San Diego Fine Arts Gallery  
At its inaugural exhibition, the San Diego Fine Arts Gallery (now Museum of Art) featured a collection of work by the Serbian sculptor Ivan Mestrovic.
* See note

The Spirit of CCC  
On May 19, 1936, film actress Bette Davis came to San Diego to help dedicated the sculpture The Spirit of CCC by John Palo Kangas at the exposition. The figure has since disappeared without a trace.

Four Cornerstones of American Democracy  
Frederick Schweigardt, official sculptor for the 1935 California Pacific International Exposition, stands next to his fountain Four Cornerstones of American Democracy. Althought in poor condition today, the fountain may still be seen in the atrium of the Balboa Park Club.

Spirit of California  
Towards the end of her life well-known American sculptors Anna Coleman Ladd had a studio at the Spanish Village in Balboa Park. While there, she produced this figure called Spirit of California which was exhibited with a group of her bronzes at the Fine Arts Gallery in 1937

religious figure  
In the early 1940s, Ruth Ball produced this religious figure for a local Catholic church.

Mother and Child  
Ruth Norton Ball exhibited her bronze Mother and Child at the “Contemporary American Sculpture” exhibition at the California Palace of the Legion of Honor in San Francisco in 1929. Photo courtesy San Diego Museum of Art.

St. Francis  
Isabelle Churchman puts finishing touches on her clay model for a figure of St. Francis which she later completed in onyx for the Francis Parker School.
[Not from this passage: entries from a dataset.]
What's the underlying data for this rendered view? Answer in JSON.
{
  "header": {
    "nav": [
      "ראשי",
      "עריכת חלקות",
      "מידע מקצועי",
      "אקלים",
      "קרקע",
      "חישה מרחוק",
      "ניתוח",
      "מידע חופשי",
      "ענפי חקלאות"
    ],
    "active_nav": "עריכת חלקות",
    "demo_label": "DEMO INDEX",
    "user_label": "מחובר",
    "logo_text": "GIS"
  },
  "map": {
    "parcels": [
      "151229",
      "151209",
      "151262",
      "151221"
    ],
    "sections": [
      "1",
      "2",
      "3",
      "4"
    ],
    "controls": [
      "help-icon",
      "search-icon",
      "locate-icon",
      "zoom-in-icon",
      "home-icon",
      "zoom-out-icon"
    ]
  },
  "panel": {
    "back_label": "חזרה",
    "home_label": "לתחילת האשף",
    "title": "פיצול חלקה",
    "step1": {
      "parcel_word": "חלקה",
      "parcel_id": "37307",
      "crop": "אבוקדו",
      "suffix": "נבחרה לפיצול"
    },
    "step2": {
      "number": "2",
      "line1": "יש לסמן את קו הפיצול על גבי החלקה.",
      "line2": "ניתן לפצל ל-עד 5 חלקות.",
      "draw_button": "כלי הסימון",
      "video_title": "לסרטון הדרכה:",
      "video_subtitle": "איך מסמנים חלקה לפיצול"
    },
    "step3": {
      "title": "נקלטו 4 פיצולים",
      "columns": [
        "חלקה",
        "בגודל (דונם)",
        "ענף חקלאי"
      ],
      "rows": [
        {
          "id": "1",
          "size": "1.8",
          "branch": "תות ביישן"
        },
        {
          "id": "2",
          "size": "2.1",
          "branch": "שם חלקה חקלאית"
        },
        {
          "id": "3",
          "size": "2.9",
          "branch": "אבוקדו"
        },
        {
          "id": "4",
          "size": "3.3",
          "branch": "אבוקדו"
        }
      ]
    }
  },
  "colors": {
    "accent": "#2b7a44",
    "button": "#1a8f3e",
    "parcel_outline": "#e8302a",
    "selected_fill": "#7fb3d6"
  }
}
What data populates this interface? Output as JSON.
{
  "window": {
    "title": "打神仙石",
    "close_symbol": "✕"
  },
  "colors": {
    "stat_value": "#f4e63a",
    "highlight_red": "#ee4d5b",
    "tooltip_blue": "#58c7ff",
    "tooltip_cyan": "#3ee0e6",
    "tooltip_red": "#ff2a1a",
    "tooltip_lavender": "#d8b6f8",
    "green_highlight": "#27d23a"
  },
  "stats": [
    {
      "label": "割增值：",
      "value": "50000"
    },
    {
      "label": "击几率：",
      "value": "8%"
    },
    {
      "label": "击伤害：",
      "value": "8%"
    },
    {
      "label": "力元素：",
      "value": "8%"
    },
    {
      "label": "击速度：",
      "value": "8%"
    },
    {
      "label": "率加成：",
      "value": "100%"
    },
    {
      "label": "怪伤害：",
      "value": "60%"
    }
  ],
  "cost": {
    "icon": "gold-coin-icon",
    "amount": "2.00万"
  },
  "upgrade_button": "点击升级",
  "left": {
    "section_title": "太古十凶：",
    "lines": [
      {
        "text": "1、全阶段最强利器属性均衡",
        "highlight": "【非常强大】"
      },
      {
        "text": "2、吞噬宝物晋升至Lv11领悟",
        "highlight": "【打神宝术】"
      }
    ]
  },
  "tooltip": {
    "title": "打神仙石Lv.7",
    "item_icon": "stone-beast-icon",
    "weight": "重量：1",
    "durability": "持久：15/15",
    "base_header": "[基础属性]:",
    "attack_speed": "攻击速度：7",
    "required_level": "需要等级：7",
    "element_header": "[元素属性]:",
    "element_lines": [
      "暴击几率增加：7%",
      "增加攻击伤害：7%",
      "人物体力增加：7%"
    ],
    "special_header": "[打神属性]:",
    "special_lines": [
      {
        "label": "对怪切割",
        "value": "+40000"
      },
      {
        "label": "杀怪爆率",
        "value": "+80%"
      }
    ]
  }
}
Churchman sculpture yard  
In this view of the Churchman sculpture yard at Blythe (ca. 1940), Isabelle’s figure of St. Francis and Ed’s carving of a California bear for the Blythe border station can be seen in progress.

Isabelle Churchman's mahogany relief panels  
Isabelle Churchman’s mahogany relief panels depicting Roosevelt’s Four Freedoms (Freedom of Speech, Freedom of Religion, Freedom from Want, Freedom from Fear) were produced as a war memorial for the Russ Auditorium at San Diego High School in 1944.

Charles Cris Cristadoro  
Local portrait painter Aloys Bohnen painted his friend the sculptor Charles “Cris” Cristadoro in the early 1920s. Unfortunately, a fire at Bohnen’s point Loma studio destroyed many of the painter’s works including this portrait.

allegorical groups by Charles Cristadoro  
When the Spreckels Theater first opened its doors in 1912, it featured an abundance of sculptured decorations including two tinted plaster allegorical groups by Charles Cristadoro.

Pinocchio  
After leaving San Diego, Cristadoro eventually found his way to the Walt Disney Studios where he became a character model artist. He created this figure of Pinocchio to assist the animators of the film.

William S. Hart  
Charles Cristadoro made the acquaintance of movie actor William S. Hart around 1917 and produced a number of statues of the film star. The most important of these was a life-size bronze of the city of Billings, Montana. Photograph courtesy the Western Heritage Center, Billings, Montana.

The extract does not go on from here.